Commissioner, Commission on Human Rights
- Incumbent
- Assumed office March 23, 2023

Associate Justice of the Philippine Court of Appeals
- In office March 15, 2004 – August 22, 2009
- Appointed by: Gloria Macapagal Arroyo
- Preceded by: Buenaventura J. Guerrero
- Succeeded by: Pamela Ann Abella-Maximo

Personal details
- Born: 22 August 1939 (age 86) Masbate, Philippines
- Alma mater: University of Santo Tomas (LLB) Far Eastern University (LLM)

= Monina Arevalo Zenarosa =

Monina Arevalo Zenarosa (born August 22, 1939) is a retired Associate Justice of the Philippine Court of Appeals. The Court of Appeals is the second highest judicial court in the Philippines, next to the Supreme Court of the Philippines. She was appointed as a commissioner of the Commission on Human Rights in March 2023.

She served as the chairperson of the Independent Commission Against Private Armies, (a.k.a. "The Zenarosa Commission") created by then-President Gloria Macapagal Arroyo, tasked with dismantling private armed groups in the Philippines. Additionally, she held the position of Commissioner of the Presidential Anti-Graft Commission of the Philippines.

==Early life and education==
Zenarosa was born in 1939 in Masbate. She earned her Bachelor of Laws degree from the University of Santo Tomas Faculty of Civil Law in 1959, passing the Philippine Bar Examination in the same year at the age of 20. From 1961 to 1963, she pursued a Master of Laws at the Far Eastern University Institute of Law, completing its academic requirements.

Throughout her career, Zenarosa attended various legal seminars and conferences both locally and internationally, focusing on the application of specific laws and legal concerns. She also observed court proceedings in the United States, Europe, and Latin America.

She was the sixth among nine siblings, born to Dr. Salvador B. Arevalo and Concepcion Altarejos, a pharmacist.

==Career==
Zenarosa began her judicial career in May 1990 as a Regional Trial Court (RTC) judge in Angeles City.
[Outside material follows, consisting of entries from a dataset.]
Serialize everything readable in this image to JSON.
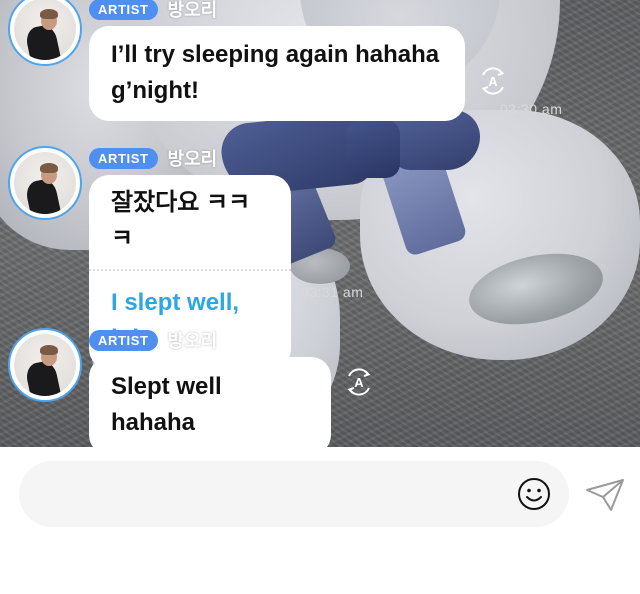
{
  "messages": [
    {
      "sender_badge": "ARTIST",
      "sender_name": "방오리",
      "lines": [
        "I’ll try sleeping again hahaha",
        "g’night!"
      ],
      "time": "03:30 am"
    },
    {
      "sender_badge": "ARTIST",
      "sender_name": "방오리",
      "original": "잘잤다요 ㅋㅋㅋ",
      "translated": "I slept well, lol",
      "time": "03:31 am"
    },
    {
      "sender_badge": "ARTIST",
      "sender_name": "방오리",
      "lines": [
        "Slept well hahaha"
      ]
    }
  ],
  "composer": {
    "placeholder": "",
    "emoji_icon": "smiley-face-icon",
    "send_icon": "paper-plane-icon"
  },
  "colors": {
    "artist_badge": "#4f8ff0",
    "avatar_ring": "#4fa4ea",
    "translation_text": "#2ea7e0",
    "bubble_bg": "#ffffff",
    "composer_bg": "#f5f5f5"
  }
}
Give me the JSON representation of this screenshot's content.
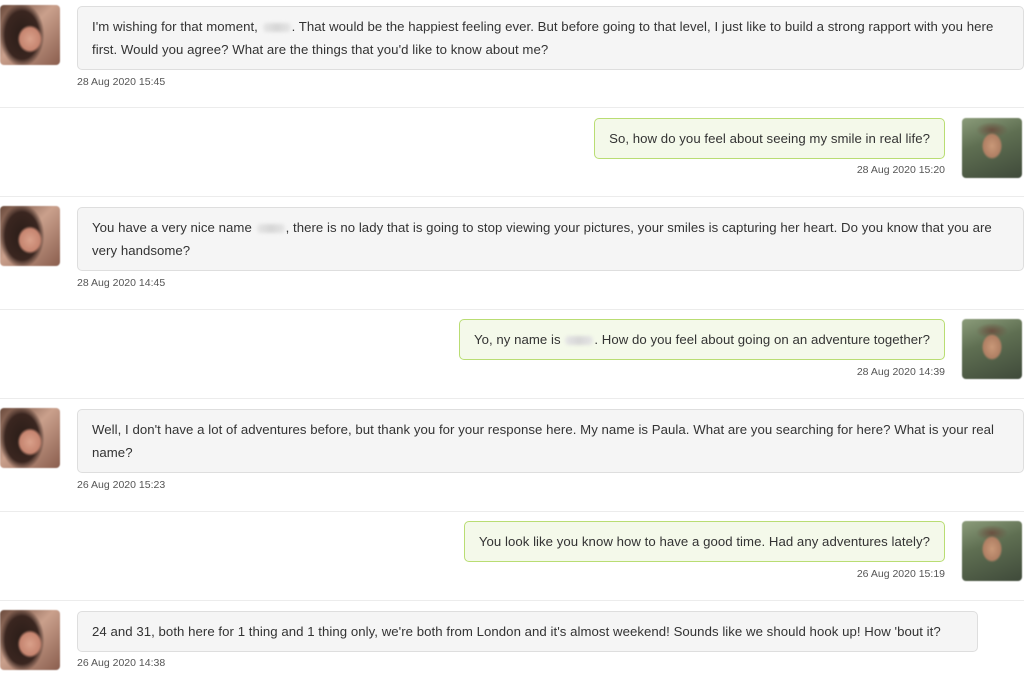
{
  "messages": [
    {
      "sender": "her",
      "parts": [
        "I'm wishing for that moment, ",
        ". That would be the happiest feeling ever. But before going to that level, I just like to build a strong rapport with you here first. Would you agree? What are the things that you'd like to know about me?"
      ],
      "timestamp": "28 Aug 2020 15:45"
    },
    {
      "sender": "me",
      "text": "So, how do you feel about seeing my smile in real life?",
      "timestamp": "28 Aug 2020 15:20"
    },
    {
      "sender": "her",
      "parts": [
        "You have a very nice name ",
        ", there is no lady that is going to stop viewing your pictures, your smiles is capturing her heart. Do you know that you are very handsome?"
      ],
      "timestamp": "28 Aug 2020 14:45"
    },
    {
      "sender": "me",
      "parts": [
        "Yo, ny name is ",
        ". How do you feel about going on an adventure together?"
      ],
      "timestamp": "28 Aug 2020 14:39"
    },
    {
      "sender": "her",
      "text": "Well, I don't have a lot of adventures before, but thank you for your response here. My name is Paula. What are you searching for here? What is your real name?",
      "timestamp": "26 Aug 2020 15:23"
    },
    {
      "sender": "me",
      "text": "You look like you know how to have a good time. Had any adventures lately?",
      "timestamp": "26 Aug 2020 15:19"
    },
    {
      "sender": "her",
      "text": "24 and 31, both here for 1 thing and 1 thing only, we're both from London and it's almost weekend! Sounds like we should hook up! How 'bout it?",
      "timestamp": "26 Aug 2020 14:38"
    }
  ],
  "colors": {
    "her_bubble_bg": "#f5f5f5",
    "her_bubble_border": "#dedede",
    "my_bubble_bg": "#f4f9ea",
    "my_bubble_border": "#b9dd73"
  },
  "icons": {
    "her_avatar": "profile-photo-woman",
    "my_avatar": "profile-photo-man",
    "redacted_name": "blurred-text"
  }
}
She was later designated as the acting Presiding Judge of RTC Branch 80 in Quezon City from January 16 to March 31, 1992. In April 1992, she was appointed Presiding Judge of Branch 76 of the Quezon City RTC, which was later designated as a Special Criminal Court on May 3, 1996. She also served as the acting Presiding Judge of Branch 96 from April 22, 2003, until her appointment as Associate Justice of the Philippine Court of Appeals by President Gloria Macapagal Arroyo on March 15, 2004.

Before joining the judiciary, Zenarosa worked as a prosecutor for over 15 years in Quezon City, holding various key positions such as Deputized Tanodbayan Prosecutor, Chief of the Prosecution Division, Inquest Fiscal for the Anti-Narcotics Unit, Chief of the Review Division, Member of the Anti-Subversion Prosecution Panel, Member of the Anti-Obscenity Task Force, Special Attorney at the Office of the Solicitor General, and Chairperson of the Committee on Legal Affairs in the Quezon City Consultative Council. Earlier in her career, she served as Projects Officer for Legal Affairs in the Task Force on Human Settlements in 1974, Technical Assistant at the Abaca Development Board from 1966 to 1972, and Election Registrar in Mercedes, Camarines Norte from 1964 to 1966.

Throughout her career, Zenarosa received numerous accolades for her contributions to the legal profession. She was named Most Outstanding RTC Judge of 2003 by the Citizens Anti-Crime Assistance Group (CAAG) and received the Award for Judicial Excellence for 1997–1998 from Rotary International, District 3780. In 2009, she was conferred the Huwarang Ina Award in the Law and Judiciary Category by the National Mother’s Day and Father’s Day Council and the Ideal Parents and Family Foundation.

==Personal life==
Zenarosa was married to Hernando P. Zenarosa (deceased), a retired diplomat and journalist. They had five children: Jose Salvador, currently with the Supreme Court; Dean Hernando, a physician, married to Mary Heidi Teves; Anna Karenina, a lawyer; Charisse Del Castillo (deceased); and Ernest, now based in New York City. She also has five grandchildren: Hans and Sabrina Del Castillo, as well as Deanne Margaret, Hern Thomas, and Francesco Antonio Zenarosa.